Bass currently lives in New York and Paris with his wife and three children.

Publications[edit]

The 1985 publication of his book The Eudaemonic Pie is believed to have motivated the passage of a Nevada law banning the use of devices to gain an advantage at casino games.[2]

In his preface to Camping with the Prince, Bass states that he accompanied seven scientific expeditions into Africa from 1985 to 1987. This book focuses on African viewpoints to the African situation. It underlines the intricacy of Africa, more complex and more resilient than generally assumed by those looking at the continent from the outside. Among the African scientists presented to readers of this book are: Oyewale Tomori and Thomas Odhiambo.
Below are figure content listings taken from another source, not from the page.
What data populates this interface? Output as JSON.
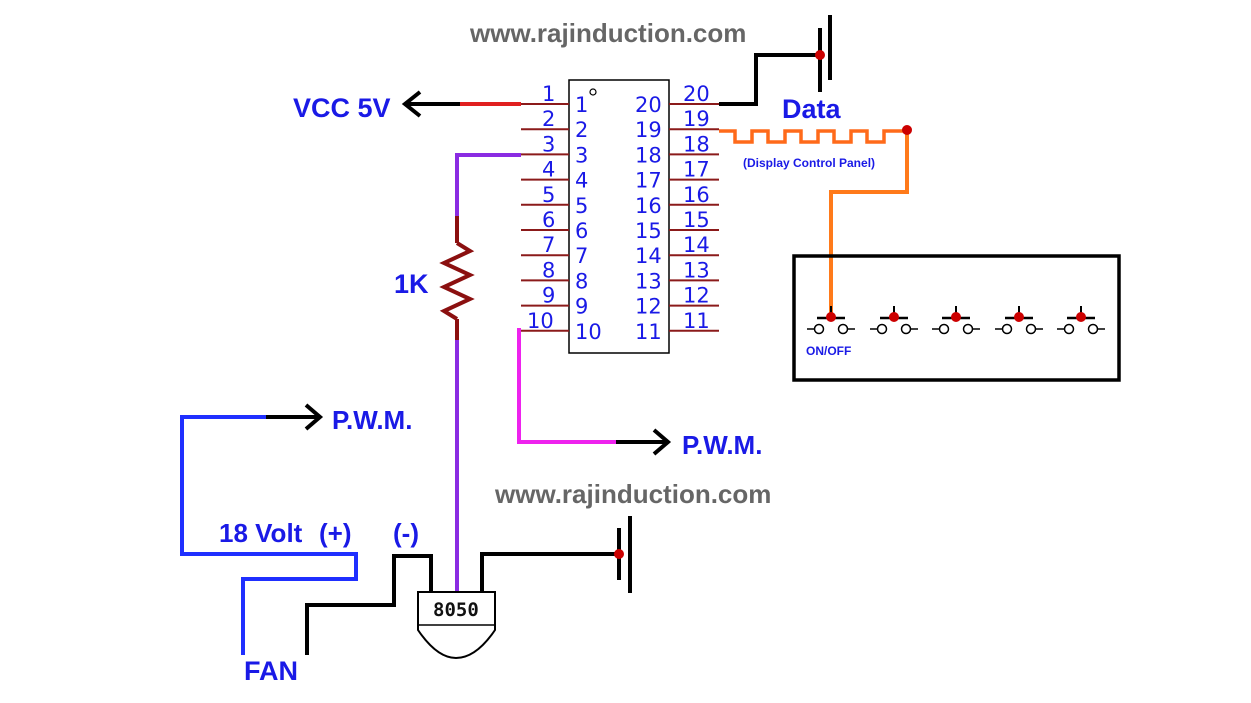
{
  "watermark_top": "www.rajinduction.com",
  "watermark_bottom": "www.rajinduction.com",
  "labels": {
    "vcc": "VCC 5V",
    "data": "Data",
    "display_panel": "(Display Control Panel)",
    "resistor": "1K",
    "pwm_left": "P.W.M.",
    "pwm_right": "P.W.M.",
    "volt": "18 Volt",
    "plus": "(+)",
    "minus": "(-)",
    "fan": "FAN",
    "transistor": "8050",
    "onoff": "ON/OFF"
  },
  "ic": {
    "left_pins": [
      "1",
      "2",
      "3",
      "4",
      "5",
      "6",
      "7",
      "8",
      "9",
      "10"
    ],
    "right_pins": [
      "20",
      "19",
      "18",
      "17",
      "16",
      "15",
      "14",
      "13",
      "12",
      "11"
    ]
  },
  "colors": {
    "label_blue": "#1a1ae6",
    "wire_red": "#e02020",
    "wire_purple": "#8a2be2",
    "wire_magenta": "#ee22ee",
    "wire_orange": "#ff7a1a",
    "wire_blue": "#1f2fff",
    "resistor": "#8b1010",
    "pin_line": "#8b1a1a",
    "dot": "#cc0000"
  },
  "icons": [
    "arrow-icon",
    "ground-icon",
    "switch-icon",
    "resistor-icon",
    "transistor-icon"
  ]
}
Thomas Bass also mentions in that preface that when he was a teenager he travelled along Africa's east coast, down the Congo and up West Africa.

Bibliography[edit]

  • The Eudaemonic Pie (Houghton Mifflin, 1985; Vintage, 1986; Penguin 1991).
  • Camping with the Prince and Other Tales of Science in Africa (Houghton Mifflin, 1990; Penguin 1991; Moyer Bell, 1997)
  • Reinventing the Future (Addison-Wesley, 1994, 1995)
  • Vietnamerica: The War Comes Home (Soho, 1996, 1997)
  • The Predictors (Holt / Viking-Penguin, 1999)
  • The Spy Who Loved Us (Public Affairs, 2009)

Notes[edit]

  1. ^ International Who's Who of Authors and Writers 2004 (Psychology Press, 2003: ISBN 1-85743-179-0), p. 39.
  2. ^ Anderson, Ian : "Burning the Tables in Las Vegas", page 145. Huntington Press, 2003.